Hoping they will be listening.

## Thursday, July 18, 2013

### Logarithmic depth buffer optimizations & fixes

An updated logarithmic depth equation (vertex shader):

gl_Position.z = log2(max(1e-6, 1.0 + gl_Position.w)) * Fcoef - 1.0;

Where Fcoef is a constant or uniform value computed as Fcoef = 2.0 / log2(farplane + 1.0).

Changes (compared to the initial version):
• using log2 instead of log: in shaders, log function is implemented using the log2 instruction, so it's better to use log2 directly, avoiding an extra multiply
• clipping issues: for values smaller than or equal to 0 the log function is undefined. In cases when one vertex of the triangle lies further behind the camera (≤ -1), this causes a rejection of the whole triangle even before the triangle is clipped.
Clamping the value via max(1e-6, 1.0 + gl_Position.w) solves the problem of disappearing long triangles crossing the camera plane.
• no need to compute depth in camera space: after multiplying with the modelview projection matrix, gl_Position.w component contains the positive depth into the scene, so the above equation is the only thing that has to be added after your normal modelview projection matrix multiply
• Previously used "C" constant changing the precision distribution was removed, since the precision is normally much higher than necessary, and C=1 works well

To address the issue of the depth not being interpolated in perspectively-correct way, output the following interpolant from the vertex shader:

//out float flogz;
flogz = 1.0 + gl_Position.w;

gl_FragDepth = log2(flogz) * Fcoef_half;

where Fcoef_half = 0.5 * Fcoef

Note that writing fragment depth disables several depth buffer optimizations that may pose problems in scenes with high overdraw.
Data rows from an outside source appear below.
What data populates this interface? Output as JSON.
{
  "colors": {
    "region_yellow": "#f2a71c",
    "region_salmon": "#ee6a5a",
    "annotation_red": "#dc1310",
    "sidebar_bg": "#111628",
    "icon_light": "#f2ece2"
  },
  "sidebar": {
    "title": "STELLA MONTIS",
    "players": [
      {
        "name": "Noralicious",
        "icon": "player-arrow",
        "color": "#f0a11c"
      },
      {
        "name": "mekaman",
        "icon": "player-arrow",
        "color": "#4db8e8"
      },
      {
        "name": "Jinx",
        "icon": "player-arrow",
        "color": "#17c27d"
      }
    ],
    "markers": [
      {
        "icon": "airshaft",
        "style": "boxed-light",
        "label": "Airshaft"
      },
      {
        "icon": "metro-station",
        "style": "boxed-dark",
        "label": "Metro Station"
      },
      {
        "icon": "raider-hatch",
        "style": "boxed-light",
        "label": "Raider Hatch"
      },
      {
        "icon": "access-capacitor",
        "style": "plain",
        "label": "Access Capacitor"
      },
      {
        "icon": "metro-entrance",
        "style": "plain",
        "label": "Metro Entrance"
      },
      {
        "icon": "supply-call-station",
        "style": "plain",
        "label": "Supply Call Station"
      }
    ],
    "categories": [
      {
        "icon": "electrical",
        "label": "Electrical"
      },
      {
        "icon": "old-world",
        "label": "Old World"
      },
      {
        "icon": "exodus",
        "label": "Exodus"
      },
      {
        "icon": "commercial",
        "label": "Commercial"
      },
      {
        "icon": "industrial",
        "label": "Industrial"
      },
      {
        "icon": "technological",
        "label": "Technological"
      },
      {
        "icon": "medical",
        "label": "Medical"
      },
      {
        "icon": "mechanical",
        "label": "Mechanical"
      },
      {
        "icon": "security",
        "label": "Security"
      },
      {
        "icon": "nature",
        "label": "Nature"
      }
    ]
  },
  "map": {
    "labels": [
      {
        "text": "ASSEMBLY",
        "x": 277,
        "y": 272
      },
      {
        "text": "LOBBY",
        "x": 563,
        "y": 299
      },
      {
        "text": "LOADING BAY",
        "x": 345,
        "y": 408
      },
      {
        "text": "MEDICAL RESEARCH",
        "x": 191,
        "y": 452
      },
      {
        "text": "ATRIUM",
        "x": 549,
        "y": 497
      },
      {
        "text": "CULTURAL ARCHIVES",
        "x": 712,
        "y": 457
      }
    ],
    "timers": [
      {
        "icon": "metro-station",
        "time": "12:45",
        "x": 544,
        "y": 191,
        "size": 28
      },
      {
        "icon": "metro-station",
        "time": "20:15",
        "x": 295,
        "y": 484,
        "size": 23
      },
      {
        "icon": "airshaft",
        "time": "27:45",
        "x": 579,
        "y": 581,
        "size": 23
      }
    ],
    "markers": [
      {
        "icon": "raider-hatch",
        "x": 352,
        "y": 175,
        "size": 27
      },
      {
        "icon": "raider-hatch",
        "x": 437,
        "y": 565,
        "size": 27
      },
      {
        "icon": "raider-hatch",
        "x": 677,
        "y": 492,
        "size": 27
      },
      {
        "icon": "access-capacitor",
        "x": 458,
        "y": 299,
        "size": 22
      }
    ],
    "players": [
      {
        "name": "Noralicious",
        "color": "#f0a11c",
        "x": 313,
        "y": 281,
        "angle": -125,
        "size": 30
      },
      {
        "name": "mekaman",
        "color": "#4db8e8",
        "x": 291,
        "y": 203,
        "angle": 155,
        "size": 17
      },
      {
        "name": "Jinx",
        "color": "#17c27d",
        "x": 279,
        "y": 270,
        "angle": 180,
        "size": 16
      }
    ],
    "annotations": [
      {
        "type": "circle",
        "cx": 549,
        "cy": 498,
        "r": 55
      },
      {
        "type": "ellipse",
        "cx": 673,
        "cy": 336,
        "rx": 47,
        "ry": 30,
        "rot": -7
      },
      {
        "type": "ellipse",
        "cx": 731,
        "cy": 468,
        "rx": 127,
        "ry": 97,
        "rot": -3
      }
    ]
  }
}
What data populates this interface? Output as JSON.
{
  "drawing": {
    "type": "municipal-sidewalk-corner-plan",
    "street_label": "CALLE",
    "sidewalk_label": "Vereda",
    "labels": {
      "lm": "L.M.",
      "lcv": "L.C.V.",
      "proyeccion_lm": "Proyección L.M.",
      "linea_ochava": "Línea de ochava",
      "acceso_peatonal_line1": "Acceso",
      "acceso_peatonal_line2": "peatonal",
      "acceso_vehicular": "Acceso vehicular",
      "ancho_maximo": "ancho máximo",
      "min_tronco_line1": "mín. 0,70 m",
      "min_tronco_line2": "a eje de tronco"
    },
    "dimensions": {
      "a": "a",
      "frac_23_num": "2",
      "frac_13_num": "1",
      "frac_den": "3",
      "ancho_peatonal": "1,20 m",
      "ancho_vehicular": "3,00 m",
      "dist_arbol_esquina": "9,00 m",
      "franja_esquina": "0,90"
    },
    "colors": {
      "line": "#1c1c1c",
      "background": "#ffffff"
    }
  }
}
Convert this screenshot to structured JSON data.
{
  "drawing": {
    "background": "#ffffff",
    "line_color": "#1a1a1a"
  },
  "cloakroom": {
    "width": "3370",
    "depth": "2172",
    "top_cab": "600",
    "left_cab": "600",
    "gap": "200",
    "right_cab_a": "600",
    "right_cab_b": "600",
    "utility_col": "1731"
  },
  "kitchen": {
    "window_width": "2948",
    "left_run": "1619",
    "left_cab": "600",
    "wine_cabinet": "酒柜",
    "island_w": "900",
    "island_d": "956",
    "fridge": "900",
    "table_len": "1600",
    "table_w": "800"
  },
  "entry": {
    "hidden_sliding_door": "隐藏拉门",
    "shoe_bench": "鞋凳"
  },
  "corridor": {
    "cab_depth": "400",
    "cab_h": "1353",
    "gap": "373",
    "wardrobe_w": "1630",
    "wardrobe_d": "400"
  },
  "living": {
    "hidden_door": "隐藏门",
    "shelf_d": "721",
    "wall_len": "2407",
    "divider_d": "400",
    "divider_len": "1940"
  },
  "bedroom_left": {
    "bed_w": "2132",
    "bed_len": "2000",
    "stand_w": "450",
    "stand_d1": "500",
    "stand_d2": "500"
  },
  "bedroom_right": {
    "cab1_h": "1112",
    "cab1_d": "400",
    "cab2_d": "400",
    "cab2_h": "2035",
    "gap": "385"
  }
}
The non-perspective interpolation isn't usually a problem when the geometry is tesselated finely enough, and in Outerra we are using the fragment depth writing only for objects, since the terrain is tesselated quite well.

## Wednesday, March 27, 2013

### Craters

Terrain generator in Outerra contains a vector stage that can be used to overlay procedural geometry over the generated terrain. It's used, for example, to create the spline-based roads that seamlessly blend with the underlying terrain, and allows generating fine road geometry where even the road paint can have thickness (a few millimeters).

Dynamic craters are the latest addition into the vector overlay processor.

Craters are dynamically created, specifying their diameter and depth. The algorithm recognizes the type of surface and generates a different shape for asphalt/concrete and dirt. Asphalt is just bent outwards a bit, whereas the dirt is strewn around a lot more.

They get created generally under half a second, which is quick enough with a reserve, given that the creation will be hidden by the explosion's particle effects. The crater shape is also immediately reflected in the collision data.

The shape of the crater also depends on the specified explosion depth, deeper epicenters tend to create steeper edges.

The number of craters is practically unlimited; a single crater definition takes only 64 bits. For now the created craters are kept in a buffer indefinitely, but they are not persisted (yet) between the sessions. Just as the roads, craters only affect the dynamic performance, i.e. when the observer is moving and new terrain tiles have to be generated.

The largest crater that can be currently created is around 1km in diameter. Here are also some older screens showing the evolution of the crater rendering algorithm.